Wednesday, June 16, 2010

Invalid cooking

Phoebe was recently very ill, as some of you know, and she didn't really want to eat. She lived on soup & smoothies for a week but as she recovered, her appetite improved. She lost about 4 kilos so needed fattening up. She was hungry but nothing tasted very nice so I had to be quite creative to provide meals that were appealing for an invalid. These days we tend not to have prolonged illness and don't often need to provide meals for convalescence.
One of the things Phoebe likes is tinned tomato soup but that didn't seem nourishing enough so I made a version using tinned tomatoes. I softened onion, celery & garlic before adding the tin of tomatoes & enough chicken stock to make a nice consistency. Simmer for 20 minutes or so then add milk and/or cream to serve. I made croutons - Phoebe always eats soup if you add croutons & cheese. To make croutons I cut some white bread into chunks. I use whatever I have lurking in the breadbin -Turkish, French, Italian, potato bread, which I toss in garlic infused oil & bake in the oven (about 180) until crisp (about 15 mins). Put the croutons in an ovenproof soup bowl, pour over the soup, grate over some cheese & grill until cheese melts. Now she chooses my soup over the tinned even without the croutons.
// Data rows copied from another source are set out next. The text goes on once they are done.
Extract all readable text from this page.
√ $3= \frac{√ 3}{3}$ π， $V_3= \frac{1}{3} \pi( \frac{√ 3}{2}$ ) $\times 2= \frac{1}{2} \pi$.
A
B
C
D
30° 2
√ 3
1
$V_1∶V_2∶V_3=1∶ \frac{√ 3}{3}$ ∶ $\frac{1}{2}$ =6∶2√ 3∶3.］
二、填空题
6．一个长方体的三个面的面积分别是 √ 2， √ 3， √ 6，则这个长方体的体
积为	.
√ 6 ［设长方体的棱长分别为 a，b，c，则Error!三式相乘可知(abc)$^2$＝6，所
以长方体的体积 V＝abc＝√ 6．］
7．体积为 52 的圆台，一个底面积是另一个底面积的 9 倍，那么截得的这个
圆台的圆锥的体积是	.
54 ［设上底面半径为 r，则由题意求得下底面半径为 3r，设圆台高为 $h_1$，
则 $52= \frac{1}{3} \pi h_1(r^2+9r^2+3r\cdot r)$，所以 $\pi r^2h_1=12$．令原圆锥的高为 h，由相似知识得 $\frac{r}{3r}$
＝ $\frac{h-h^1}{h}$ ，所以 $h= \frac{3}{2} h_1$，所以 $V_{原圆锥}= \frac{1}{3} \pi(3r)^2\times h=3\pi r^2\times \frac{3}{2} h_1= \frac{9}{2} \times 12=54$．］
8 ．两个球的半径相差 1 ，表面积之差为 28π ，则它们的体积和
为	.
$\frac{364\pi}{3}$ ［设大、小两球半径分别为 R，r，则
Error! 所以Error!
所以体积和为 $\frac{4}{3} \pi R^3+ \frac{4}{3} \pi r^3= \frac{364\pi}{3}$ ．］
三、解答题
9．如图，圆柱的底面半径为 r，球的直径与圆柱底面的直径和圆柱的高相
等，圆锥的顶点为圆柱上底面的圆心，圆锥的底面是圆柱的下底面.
One morning she wanted pancakes for breakfast and I served them with lemon, a dish of mixed berries and both plain & cinnamon sugar as well as some maple syrup. My mother always maintained that presentation contributes to the appetite of the recently ill and I do think that had some effect on Phoebe.
The other meal she ate with enthusiasm was pasta which I cooked, then mixed with homemade tomato sauce (from the freezer) & very small sprigs of steamed broccoli. I topped with grated cheese mixed with panko crumbs & put under the grill until the cheese melted & the crumbs turned golden.
These ideas would also work for a child or any occasion where you need to produce a nutritious meal for one with minimum effort but don't want to resort to a packet.
I kept the fridge stocked with dishes of jelly and I made custard to serve with stewed apple or rhubarb. One day I got quite carried away & made something I remembered from my childhood called Pineapple Bavarian Cream. You will find this on p 138 in your (well, my edition of) Edmonds book - accept no substitute. Soften a packet of pineapple jelly (I couldn't get pineapple & used lemon, for the colour) in 1/2 cup cold water, make a custard with 2 tbsp custard powder & 3/4 cup milk and mix the 2 together. Cool then beat into 150ml whipped cream & fold in 230g tin crushed pineapple. Recipes on the internet just use pineapple, jelly & cream but the custard is essential. Set in individual dishes to serve to your invalid on demand. Phoebe liked this so much she has feigned a relapse on several occasions in the hope of it reappearing on the menu.